The three programs will be implemented with the United Nations Development Program (UNDP), the United Nations Food Development Fund (UNFPA) and the United Nations Childrens Fund (UNICEF).
Based on the UNs Country Program Action Plans (CPAPs), the development programs would empower the countrys poorest and most vulnerable, improve the reproductive health status of the Filipino people, and reduce the disparities in child well-being indicators in 24 priority provinces and cities by at least 50 percent as compared with national averages.
"Its overall strategy - which focuses on policy reforms, institution and capacity building, and area-based community development is very much in line with the strategies laid out in the 2004-2010 Medium Term Philippine Development Plan (MTPDP)," Socioeconomic Planning Secretary and National Economic and Development Authority (NEDA) director general Romulo L. Neri said.
"Indeed, the CPAPs, as well as the MTPDP, will surely provide us with the appropriate measures to defeat poverty and fulfill the medium-term development goals," he said.
The UNDP program specifies strategies that will promote and protect the rights of the poor as well as help create an enabling environment to realize their full participation in national development.

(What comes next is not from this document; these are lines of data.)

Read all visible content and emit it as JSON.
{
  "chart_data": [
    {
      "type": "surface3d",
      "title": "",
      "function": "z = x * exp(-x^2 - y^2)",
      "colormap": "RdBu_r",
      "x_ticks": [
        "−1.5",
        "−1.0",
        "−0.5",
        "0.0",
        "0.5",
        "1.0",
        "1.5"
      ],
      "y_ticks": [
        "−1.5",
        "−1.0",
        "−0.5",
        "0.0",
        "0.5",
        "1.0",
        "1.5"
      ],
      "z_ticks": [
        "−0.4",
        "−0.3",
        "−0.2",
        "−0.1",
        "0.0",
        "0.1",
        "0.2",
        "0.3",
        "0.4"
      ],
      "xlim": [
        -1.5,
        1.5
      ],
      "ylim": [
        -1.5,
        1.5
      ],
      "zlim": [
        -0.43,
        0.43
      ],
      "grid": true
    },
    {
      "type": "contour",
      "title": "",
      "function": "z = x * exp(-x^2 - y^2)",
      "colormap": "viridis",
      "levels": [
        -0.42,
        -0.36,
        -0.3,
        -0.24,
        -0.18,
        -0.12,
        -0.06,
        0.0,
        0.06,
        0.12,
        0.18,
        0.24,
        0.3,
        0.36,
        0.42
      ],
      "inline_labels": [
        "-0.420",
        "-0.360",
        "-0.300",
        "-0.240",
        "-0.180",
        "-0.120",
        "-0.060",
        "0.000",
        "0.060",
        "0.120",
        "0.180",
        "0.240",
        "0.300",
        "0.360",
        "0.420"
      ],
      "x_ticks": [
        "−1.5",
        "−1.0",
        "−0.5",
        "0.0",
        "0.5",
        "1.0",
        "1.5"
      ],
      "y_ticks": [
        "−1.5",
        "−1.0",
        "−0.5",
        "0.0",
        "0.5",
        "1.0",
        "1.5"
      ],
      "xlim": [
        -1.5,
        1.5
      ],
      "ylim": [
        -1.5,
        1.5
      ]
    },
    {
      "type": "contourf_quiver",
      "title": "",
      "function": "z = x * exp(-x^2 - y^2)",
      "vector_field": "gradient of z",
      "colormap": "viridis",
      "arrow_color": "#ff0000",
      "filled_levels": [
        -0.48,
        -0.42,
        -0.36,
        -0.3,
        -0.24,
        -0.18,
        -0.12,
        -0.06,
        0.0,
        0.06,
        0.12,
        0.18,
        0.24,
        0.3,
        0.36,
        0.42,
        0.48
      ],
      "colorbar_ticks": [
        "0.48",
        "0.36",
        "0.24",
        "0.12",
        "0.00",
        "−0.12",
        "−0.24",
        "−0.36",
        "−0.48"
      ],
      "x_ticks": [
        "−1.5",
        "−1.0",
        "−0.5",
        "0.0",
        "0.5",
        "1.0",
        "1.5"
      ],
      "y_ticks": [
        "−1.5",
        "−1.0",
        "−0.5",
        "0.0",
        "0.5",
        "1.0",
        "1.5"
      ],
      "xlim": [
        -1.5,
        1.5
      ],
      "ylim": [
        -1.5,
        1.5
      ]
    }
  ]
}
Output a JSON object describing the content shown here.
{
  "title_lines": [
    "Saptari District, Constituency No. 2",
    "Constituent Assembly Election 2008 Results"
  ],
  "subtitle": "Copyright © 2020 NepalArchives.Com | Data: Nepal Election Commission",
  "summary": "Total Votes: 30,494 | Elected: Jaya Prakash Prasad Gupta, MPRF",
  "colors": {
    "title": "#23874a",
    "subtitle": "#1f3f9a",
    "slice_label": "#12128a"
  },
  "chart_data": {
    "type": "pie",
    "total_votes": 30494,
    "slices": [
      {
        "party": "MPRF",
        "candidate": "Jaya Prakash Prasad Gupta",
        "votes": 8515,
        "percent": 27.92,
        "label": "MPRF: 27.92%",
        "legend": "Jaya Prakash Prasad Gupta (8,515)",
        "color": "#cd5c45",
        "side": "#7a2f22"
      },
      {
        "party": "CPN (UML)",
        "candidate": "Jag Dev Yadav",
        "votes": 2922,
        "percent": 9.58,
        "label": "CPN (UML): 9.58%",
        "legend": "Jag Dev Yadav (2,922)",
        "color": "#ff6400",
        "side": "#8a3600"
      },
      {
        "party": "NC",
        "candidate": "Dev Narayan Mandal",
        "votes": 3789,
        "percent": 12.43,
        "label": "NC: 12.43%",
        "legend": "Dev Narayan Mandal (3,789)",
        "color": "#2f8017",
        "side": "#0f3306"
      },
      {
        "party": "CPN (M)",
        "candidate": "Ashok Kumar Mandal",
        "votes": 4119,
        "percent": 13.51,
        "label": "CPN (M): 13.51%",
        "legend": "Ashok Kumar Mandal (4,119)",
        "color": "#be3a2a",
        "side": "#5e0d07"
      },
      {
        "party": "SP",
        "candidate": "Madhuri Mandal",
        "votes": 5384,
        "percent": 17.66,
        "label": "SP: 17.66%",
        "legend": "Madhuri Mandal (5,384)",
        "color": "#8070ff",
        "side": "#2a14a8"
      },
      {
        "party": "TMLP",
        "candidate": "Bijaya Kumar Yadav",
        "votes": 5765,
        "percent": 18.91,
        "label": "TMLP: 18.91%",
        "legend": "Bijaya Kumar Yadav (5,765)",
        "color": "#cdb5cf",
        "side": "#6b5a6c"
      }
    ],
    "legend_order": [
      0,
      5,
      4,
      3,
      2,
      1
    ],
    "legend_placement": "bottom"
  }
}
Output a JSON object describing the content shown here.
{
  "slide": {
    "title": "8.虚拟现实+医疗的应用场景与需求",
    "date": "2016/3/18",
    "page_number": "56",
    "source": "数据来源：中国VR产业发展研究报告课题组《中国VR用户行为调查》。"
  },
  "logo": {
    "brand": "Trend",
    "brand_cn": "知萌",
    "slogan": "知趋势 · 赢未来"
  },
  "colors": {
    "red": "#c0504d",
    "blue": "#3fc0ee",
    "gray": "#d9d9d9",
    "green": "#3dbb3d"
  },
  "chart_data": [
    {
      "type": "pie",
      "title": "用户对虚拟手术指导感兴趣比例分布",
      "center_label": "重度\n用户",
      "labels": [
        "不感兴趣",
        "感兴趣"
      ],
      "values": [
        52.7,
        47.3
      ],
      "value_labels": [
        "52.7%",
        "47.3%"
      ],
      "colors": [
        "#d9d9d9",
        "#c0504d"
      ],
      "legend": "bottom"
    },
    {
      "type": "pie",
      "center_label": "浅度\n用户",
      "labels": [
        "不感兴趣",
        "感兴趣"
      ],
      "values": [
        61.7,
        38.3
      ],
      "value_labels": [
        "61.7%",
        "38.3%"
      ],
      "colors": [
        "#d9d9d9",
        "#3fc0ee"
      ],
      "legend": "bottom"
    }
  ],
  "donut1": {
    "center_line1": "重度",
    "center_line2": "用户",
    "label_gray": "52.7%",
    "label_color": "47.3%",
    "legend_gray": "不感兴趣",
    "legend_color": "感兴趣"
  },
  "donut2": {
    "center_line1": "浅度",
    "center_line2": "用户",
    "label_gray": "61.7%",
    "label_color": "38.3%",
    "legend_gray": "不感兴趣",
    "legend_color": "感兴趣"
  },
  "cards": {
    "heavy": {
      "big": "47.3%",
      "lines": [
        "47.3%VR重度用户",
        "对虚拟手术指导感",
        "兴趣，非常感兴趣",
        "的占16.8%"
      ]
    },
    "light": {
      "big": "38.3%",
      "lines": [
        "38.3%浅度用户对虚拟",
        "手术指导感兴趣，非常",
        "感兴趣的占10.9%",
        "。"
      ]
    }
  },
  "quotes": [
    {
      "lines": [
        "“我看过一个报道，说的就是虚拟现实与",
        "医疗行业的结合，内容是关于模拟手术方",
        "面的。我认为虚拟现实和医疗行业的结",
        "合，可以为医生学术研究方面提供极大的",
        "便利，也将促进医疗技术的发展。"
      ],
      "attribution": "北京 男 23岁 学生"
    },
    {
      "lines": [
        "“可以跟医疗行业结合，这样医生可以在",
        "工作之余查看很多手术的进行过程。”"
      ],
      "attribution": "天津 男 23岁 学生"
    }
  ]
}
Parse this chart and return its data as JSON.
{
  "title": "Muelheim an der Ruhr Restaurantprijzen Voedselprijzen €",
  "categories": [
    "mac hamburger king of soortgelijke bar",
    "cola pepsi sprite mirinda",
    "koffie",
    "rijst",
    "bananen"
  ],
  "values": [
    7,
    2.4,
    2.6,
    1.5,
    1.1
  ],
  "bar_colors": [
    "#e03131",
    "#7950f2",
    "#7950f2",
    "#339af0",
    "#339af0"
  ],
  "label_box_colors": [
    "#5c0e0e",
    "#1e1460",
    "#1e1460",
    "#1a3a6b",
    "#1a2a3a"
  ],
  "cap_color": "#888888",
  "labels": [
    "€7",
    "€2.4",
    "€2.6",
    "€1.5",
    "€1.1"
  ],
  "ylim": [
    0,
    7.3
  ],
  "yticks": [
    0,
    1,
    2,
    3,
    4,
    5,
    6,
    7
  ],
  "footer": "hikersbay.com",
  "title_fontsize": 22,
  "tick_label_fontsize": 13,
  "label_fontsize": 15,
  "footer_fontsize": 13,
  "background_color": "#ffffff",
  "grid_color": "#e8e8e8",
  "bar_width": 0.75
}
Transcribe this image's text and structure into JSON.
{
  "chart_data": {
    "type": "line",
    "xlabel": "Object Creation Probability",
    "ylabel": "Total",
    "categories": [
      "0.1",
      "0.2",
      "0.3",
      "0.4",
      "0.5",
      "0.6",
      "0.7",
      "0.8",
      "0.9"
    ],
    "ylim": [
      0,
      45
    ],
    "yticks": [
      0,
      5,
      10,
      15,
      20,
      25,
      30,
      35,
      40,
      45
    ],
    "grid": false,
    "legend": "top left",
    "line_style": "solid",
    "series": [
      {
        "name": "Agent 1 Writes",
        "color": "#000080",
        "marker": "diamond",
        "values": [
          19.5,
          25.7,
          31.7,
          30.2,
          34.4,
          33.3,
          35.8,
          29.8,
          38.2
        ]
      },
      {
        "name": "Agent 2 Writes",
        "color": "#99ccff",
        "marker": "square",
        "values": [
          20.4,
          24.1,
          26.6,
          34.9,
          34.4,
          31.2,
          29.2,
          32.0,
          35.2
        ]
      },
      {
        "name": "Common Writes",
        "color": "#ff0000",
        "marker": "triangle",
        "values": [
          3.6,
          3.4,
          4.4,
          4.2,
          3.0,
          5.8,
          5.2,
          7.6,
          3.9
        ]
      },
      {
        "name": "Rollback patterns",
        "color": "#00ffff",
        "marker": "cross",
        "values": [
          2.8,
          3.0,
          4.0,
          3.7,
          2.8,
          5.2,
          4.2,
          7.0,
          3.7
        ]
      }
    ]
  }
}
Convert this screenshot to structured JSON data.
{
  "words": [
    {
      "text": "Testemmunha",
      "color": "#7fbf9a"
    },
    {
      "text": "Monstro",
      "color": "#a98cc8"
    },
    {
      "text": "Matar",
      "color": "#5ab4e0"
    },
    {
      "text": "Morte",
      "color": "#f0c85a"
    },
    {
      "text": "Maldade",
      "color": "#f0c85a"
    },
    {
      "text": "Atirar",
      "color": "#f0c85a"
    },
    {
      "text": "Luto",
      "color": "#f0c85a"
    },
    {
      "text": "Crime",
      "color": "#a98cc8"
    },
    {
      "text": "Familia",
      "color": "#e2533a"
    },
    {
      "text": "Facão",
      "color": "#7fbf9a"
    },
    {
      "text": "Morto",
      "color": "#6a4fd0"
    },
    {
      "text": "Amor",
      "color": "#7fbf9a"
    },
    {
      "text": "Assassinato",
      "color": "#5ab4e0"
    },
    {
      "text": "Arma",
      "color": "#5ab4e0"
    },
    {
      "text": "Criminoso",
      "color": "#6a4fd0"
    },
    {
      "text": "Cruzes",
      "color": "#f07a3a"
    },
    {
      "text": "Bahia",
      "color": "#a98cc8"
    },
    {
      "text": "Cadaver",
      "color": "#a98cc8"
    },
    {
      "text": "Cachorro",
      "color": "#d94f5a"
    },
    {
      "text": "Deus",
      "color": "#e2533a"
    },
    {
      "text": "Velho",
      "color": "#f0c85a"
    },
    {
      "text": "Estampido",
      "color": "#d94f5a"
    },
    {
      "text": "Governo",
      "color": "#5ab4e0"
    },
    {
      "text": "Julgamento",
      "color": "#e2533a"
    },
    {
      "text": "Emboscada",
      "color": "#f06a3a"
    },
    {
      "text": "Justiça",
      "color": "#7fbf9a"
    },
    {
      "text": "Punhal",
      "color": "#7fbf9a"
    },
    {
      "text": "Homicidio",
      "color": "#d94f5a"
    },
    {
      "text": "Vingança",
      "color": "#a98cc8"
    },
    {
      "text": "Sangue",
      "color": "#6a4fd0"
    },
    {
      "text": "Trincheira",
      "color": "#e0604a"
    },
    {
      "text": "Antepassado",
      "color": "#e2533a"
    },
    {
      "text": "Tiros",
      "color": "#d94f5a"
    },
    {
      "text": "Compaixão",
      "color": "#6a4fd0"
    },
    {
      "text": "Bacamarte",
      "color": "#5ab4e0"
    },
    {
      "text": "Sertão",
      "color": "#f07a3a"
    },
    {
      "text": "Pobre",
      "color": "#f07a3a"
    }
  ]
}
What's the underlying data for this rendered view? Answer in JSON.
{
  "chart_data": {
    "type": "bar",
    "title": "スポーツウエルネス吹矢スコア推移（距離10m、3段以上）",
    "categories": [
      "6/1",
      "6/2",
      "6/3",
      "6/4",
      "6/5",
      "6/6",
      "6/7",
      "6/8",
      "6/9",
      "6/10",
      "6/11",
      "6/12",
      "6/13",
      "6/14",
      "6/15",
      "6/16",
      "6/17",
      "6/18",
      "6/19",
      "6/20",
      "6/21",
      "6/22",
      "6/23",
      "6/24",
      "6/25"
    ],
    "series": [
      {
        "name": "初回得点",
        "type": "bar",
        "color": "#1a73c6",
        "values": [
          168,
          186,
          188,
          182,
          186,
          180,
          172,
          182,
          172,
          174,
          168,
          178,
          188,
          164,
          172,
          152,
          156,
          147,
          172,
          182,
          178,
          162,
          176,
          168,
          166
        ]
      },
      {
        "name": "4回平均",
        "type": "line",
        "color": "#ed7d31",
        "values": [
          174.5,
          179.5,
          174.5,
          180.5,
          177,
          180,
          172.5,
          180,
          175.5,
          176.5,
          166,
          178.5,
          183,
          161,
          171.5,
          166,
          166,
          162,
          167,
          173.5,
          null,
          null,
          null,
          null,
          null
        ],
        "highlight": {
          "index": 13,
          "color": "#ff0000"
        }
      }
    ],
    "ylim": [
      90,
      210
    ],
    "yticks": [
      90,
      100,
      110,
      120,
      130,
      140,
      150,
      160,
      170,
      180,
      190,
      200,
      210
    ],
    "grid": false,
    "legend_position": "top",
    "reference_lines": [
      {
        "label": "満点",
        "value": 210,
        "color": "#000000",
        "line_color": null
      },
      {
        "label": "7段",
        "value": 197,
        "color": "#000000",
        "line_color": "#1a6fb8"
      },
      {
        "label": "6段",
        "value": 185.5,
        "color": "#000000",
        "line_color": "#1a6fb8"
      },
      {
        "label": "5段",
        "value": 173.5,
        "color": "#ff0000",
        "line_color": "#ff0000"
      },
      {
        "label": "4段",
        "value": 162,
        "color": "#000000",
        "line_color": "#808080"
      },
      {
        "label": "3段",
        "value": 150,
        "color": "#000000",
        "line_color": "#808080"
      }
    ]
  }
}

On the other hand, the UNFPA has three major components, namely: Population and development, reproductive health, and gender and culture. The strategic areas of intervention for this program will be reducing fertility, improving maternal health, promoting adolescent reproductive health, and HIV/AIDS prevention, support and care through capacity building of policy makers, program managers, service providers and empowering the poor and the vulnerable population at the grassroots.